I also like that the little girl in the book, Lily, is given a blue kangaroo toy to cherish by her grandma, and she is typically over zealous with her 'love', paralleling her eagerness with her new brother. New sibling stories tend to fix on jealousy as a first reaction to the new sibling ( the equally lovely book Ever So, Ever So by Kes Gray for example), when in my experience, over-eagerness and interest in the new arrival can often preclude feelings of jealousy and being left-out. 

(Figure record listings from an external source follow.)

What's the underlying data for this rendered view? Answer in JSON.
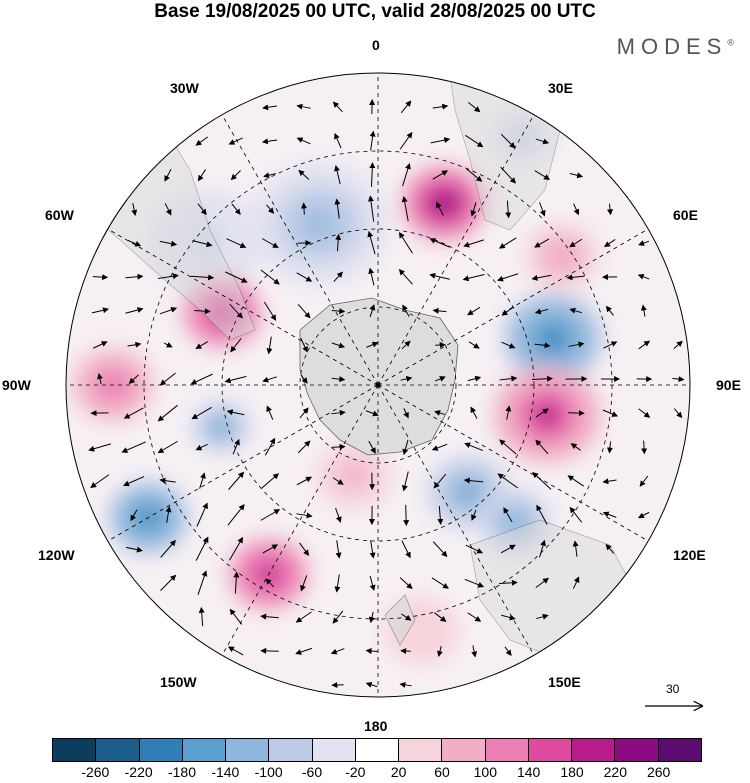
{
  "title": "Base 19/08/2025 00 UTC, valid 28/08/2025 00 UTC",
  "brand": "MODES",
  "brand_mark": "®",
  "longitude_labels": {
    "top": "0",
    "bottom": "180",
    "left": "90W",
    "right": "90E",
    "w30": "30W",
    "w60": "60W",
    "w120": "120W",
    "w150": "150W",
    "e30": "30E",
    "e60": "60E",
    "e120": "120E",
    "e150": "150E"
  },
  "reference_vector": {
    "label": "30"
  },
  "colorbar": {
    "colors": [
      "#0b3d5e",
      "#1b5e8c",
      "#2f7fb6",
      "#5a9fcf",
      "#8db7dc",
      "#bccbe6",
      "#e2e2f0",
      "#ffffff",
      "#f6d4dc",
      "#f1aec5",
      "#ec7fb5",
      "#dd4aa0",
      "#b81c8c",
      "#8c0a82",
      "#5c0c6e"
    ],
    "ticks": [
      "-260",
      "-220",
      "-180",
      "-140",
      "-100",
      "-60",
      "-20",
      "20",
      "60",
      "100",
      "140",
      "180",
      "220",
      "260"
    ]
  },
  "anomalies": [
    {
      "lon": 20,
      "r": 0.62,
      "value": 240,
      "size": 0.14
    },
    {
      "lon": 55,
      "r": 0.72,
      "value": 100,
      "size": 0.12
    },
    {
      "lon": 75,
      "r": 0.58,
      "value": -200,
      "size": 0.16
    },
    {
      "lon": 100,
      "r": 0.55,
      "value": 190,
      "size": 0.17
    },
    {
      "lon": 140,
      "r": 0.45,
      "value": -140,
      "size": 0.14
    },
    {
      "lon": 135,
      "r": 0.62,
      "value": -120,
      "size": 0.12
    },
    {
      "lon": -20,
      "r": 0.55,
      "value": -100,
      "size": 0.22
    },
    {
      "lon": -50,
      "r": 0.72,
      "value": -60,
      "size": 0.18
    },
    {
      "lon": -65,
      "r": 0.55,
      "value": 200,
      "size": 0.13
    },
    {
      "lon": -90,
      "r": 0.85,
      "value": 130,
      "size": 0.14
    },
    {
      "lon": -105,
      "r": 0.52,
      "value": -140,
      "size": 0.1
    },
    {
      "lon": -120,
      "r": 0.85,
      "value": -200,
      "size": 0.13
    },
    {
      "lon": -150,
      "r": 0.7,
      "value": 200,
      "size": 0.13
    },
    {
      "lon": -165,
      "r": 0.3,
      "value": 80,
      "size": 0.12
    },
    {
      "lon": 170,
      "r": 0.8,
      "value": 60,
      "size": 0.12
    },
    {
      "lon": 30,
      "r": 0.92,
      "value": -80,
      "size": 0.1
    }
  ]
}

We found this book again very useful tonight in that Bert ( at 5) likes things 'just so' and is worried about doing things 'wrong'. Although essentially this book is about gaining a sibling, the context can easily be broadened to suit a theme of general transition, so 'sometimes things in life change a bit, and as things adjust, we learn.' We even moved the focus tonight on to 'sometimes we try new things ( like washing the blue kangaroo) and we get it wrong ( blue kangaroo covered in talcum powder) but that's okay as parents still love you and problems can always be put right ( blue kangaroo is washable!) This book rates highly then, as a conversation starter, an emotion explorer and promoting a good attitude to transition. It would be a useful book for the collection for anyone wanting to promote discussion with their children about starting school, moving house, or any number of transitional events typical in a preschooler's life. All in all, this is a sweet and cheerful story ( about a little girl and her toy), particularly suitable for the 3-5 year category.